Thursday, May 10, 2012

Some brief updates: A war weary public, and the Levantine Bain

Some brief updates on subjects I have touched on before:
In a new poll recently conducted by the Associated Press and GfK, a private communications firm, support for the Afghanistan war has plummeted to its lowest levels ever. Among Democrats, only 19% support the war, and Independent and Republican support polls only slightly higher, at 27% and 37% respectively. Overall, as the AP put it, "66 percent opposed the war, with 40 percent saying they were “strongly” opposed. A year ago, 37 percent favored the war, and in the spring of 2010, support was at 46 percent. Eight percent strongly supported the war in the new poll.

As I have previously written about, these type of views are the norm now among the American public.  People are sick of fighting wars abroad, whether they are drawn out counterinsurgency campaigns or "humanitarian interventions" carried out by NATO cruise missiles.  Continuing to be militarily bogged down in the Afghan quagmire has virtually no supporters outside the beltway, (only 8% strongly support it!), and yet within Washington DC, executing a counterinsurgency campaign in Afghanistan is a legitimate option to be debated.

Concerning the recent discoveries of massive energy deposits in the Eastern Mediterranean's little explored Levantine Basin, Cyprus has now moved ahead to develop its Aphrodite offshore field, estimated to contain 200 billion cubic meters (BCM) of natural gas.  Aphrodite is just one of a set of large new gas fields discovered in the area over the past year, including Israel's Leviathan field (500 BCM), and the Tamar field (300 BCM) located in territory disputed between Israel and Lebanon.  Instrumental in all of these discoveries has been Noble Energy, a Houston based company, which partners with the Israeli Delek Group.  Gazprom, the Russian energy company, has also expressed interest in joining on both the Cypriot and Israeli projects.
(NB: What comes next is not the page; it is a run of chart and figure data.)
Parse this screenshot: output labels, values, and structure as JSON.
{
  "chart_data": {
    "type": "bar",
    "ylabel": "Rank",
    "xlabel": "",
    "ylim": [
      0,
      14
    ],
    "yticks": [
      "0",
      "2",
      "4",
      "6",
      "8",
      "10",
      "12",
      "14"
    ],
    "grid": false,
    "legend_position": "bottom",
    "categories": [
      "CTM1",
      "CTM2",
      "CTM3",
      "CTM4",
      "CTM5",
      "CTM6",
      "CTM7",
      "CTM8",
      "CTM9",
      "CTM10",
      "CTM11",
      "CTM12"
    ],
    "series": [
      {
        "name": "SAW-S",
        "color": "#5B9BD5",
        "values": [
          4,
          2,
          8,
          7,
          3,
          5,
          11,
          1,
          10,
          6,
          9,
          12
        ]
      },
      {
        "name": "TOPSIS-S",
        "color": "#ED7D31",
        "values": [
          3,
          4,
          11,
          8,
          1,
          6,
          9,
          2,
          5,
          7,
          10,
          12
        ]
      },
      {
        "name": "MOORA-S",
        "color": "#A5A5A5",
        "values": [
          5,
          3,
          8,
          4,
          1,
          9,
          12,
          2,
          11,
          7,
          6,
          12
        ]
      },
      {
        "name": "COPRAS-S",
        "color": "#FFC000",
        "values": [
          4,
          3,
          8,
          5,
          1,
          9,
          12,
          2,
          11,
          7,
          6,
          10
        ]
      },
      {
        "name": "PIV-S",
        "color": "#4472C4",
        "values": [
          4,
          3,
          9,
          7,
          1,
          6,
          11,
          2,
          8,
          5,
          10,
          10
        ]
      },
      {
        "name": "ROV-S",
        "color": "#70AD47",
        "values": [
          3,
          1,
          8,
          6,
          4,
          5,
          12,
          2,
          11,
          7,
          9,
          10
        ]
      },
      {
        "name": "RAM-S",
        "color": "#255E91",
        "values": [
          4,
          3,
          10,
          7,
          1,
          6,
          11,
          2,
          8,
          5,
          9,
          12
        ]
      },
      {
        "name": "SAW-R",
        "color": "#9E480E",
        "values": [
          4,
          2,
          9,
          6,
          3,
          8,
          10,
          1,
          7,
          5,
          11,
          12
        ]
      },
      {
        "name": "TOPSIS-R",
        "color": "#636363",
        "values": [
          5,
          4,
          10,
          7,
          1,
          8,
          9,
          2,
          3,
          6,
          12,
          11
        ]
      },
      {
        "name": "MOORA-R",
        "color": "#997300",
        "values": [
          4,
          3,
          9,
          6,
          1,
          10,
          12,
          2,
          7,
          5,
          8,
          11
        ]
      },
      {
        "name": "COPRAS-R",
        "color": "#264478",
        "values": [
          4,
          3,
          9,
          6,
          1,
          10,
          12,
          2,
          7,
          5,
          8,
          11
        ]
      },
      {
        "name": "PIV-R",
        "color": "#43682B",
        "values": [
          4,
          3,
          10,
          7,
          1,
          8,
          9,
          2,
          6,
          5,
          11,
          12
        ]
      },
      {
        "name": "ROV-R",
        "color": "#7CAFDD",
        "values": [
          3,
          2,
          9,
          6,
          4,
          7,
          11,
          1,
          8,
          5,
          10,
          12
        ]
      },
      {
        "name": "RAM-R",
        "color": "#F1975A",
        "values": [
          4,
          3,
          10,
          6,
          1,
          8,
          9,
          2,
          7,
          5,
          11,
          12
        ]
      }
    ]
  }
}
As these fields provide a large excess of energy for Israel and Cyprus's needs, the two countries hope to join together and export the gas to Western Europe, through either tankers or a proposed underwater pipeline.  There are, however, many complications, not least the fact that transporting the gas to Western Europe would be prohibitively expensive.  As it was put in a recent Asia Times article on the subject:
Export routes and transportation modes currently under consideration seem, however, exorbitantly costly in relation to the likely volumes. One option would involve a pipeline on the Mediterranean seabed, from Israel's Leviathan project to Cyprus, onward on the seabed (possibly via Crete) to mainland Greece, and by overland pipeline(s) into European Union territory. 
Another option would entail liquefying the gas in Israel and/or Cyprus (both countries are vying to host this operation), shipping the liquefied product by tankers to mainland Greece for re-gasification, and delivering the product through Greek pipelines to EU countries. Under both of those scenarios, Cyprus has ambitions to host a strategic gas storage site. 
A third option would consist of exporting liquefied natural gas (LNG) from these fields directly to consumer countries in the Mediterranean, or through the Suez Canal to East Asia. Those three options involve high shipment costs for bringing relatively limited volumes to markets, there to compete against suppliers with larger volumes or lower transportation costs. This would remain a disadvantage unless new offshore discoveries in Israel and Cyprus exceed the scale of the already confirmed reserves.